My approach:: Here $A>C$ and Using the formula $\displaystyle \left(\frac{n}{2}\right)^n>n! >\left(\frac{n}{3}\right)^n$ for all natural no. $n>6$

and put $n=600,$ we get $(300)^{600}>600!>(200)^{600}$ So $A>B>C$

My Question is How can we prove $\displaystyle \left(\frac{n}{2}\right)^n>n! >\left(\frac{n}{3}\right)^n$ for all natural no. $n>6$

Can we prove it without induction.

Thanks
This should follow from Stirling's formula together with the fact that $2<e<3$.
 
  • #3
jacks said:
If $A = (300)^{600}$ and $B=600!$ and $C = (200)^{600}$, Then arrangement of $A,B,C$ in Decreasing order, is

My approach:: Here $A>C$ and Using the formula $\displaystyle \left(\frac{n}{2}\right)^n>n! >\left(\frac{n}{3}\right)^n$ for all natural no. $n>6$

and put $n=600,$ we get $(300)^{600}>600!>(200)^{600}$ So $A>B>C$

My Question is How can we prove $\displaystyle \left(\frac{n}{2}\right)^n>n! >\left(\frac{n}{3}\right)^n$ for all natural no. $n>6$

Can we prove it without induction.

Thanks

The proof is made easier if You consider logarithms, because...

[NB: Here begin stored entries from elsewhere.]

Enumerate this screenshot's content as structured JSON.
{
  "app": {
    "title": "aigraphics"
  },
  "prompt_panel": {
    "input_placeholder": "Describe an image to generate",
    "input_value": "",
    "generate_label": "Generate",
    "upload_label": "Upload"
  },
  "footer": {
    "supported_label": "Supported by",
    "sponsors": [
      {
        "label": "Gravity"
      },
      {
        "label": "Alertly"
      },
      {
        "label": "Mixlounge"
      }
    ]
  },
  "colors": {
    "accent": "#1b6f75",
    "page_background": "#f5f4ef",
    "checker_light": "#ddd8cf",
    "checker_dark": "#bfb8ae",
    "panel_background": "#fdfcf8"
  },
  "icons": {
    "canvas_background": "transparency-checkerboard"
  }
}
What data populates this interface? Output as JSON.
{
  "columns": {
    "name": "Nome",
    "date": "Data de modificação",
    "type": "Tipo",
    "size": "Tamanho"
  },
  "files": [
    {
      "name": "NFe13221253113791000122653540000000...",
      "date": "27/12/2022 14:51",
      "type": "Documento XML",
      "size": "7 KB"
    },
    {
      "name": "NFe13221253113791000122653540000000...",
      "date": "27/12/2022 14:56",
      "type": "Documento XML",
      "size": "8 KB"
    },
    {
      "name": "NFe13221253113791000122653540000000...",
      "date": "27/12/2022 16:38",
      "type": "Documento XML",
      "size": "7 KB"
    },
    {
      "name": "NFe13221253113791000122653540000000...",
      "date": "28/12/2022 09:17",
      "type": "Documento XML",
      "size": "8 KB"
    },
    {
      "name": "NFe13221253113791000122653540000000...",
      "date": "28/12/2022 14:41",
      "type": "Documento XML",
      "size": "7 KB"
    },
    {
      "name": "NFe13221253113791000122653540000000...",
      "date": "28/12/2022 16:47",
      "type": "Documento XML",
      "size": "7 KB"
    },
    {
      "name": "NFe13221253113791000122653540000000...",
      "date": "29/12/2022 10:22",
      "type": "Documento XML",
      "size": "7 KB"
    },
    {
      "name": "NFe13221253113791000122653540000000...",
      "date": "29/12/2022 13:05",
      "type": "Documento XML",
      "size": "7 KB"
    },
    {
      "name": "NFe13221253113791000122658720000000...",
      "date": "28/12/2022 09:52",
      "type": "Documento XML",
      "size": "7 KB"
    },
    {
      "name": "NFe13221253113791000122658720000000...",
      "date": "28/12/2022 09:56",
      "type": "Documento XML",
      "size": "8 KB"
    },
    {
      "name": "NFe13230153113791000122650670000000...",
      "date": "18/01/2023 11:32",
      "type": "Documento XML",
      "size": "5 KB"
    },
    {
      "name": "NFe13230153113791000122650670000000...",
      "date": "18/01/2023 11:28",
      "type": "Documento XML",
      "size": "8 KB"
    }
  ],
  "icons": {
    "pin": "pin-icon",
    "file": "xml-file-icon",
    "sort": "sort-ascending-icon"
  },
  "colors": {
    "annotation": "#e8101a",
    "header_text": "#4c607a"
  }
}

$\displaystyle \ln\ (\frac{n}{2})^{n} = n\ (\ln n - \ln 2)\ (1)$

$\displaystyle \ln\ (\frac{n}{3})^{n} = n\ (\ln n - \ln 3)\ (2)$

$\displaystyle \ln n! \sim n\ (\ln n - 1)\ (3)$

Take into account that $\displaystyle \ln 2 < 1 < \ln 3$...

Kind regards

$\chi$ $\sigma$
 
  • #4
Thanks chisigma

would you like to explain me How we get $\ln(n!)\approx n\left(\ln (n)-1\right)$
 
  • #5
jacks said:
Thanks chisigma

would you like to explain me How we get $\ln(n!)\approx n\left(\ln (n)-1\right)$

It consists in the Stirling's approximation that in more precise form is...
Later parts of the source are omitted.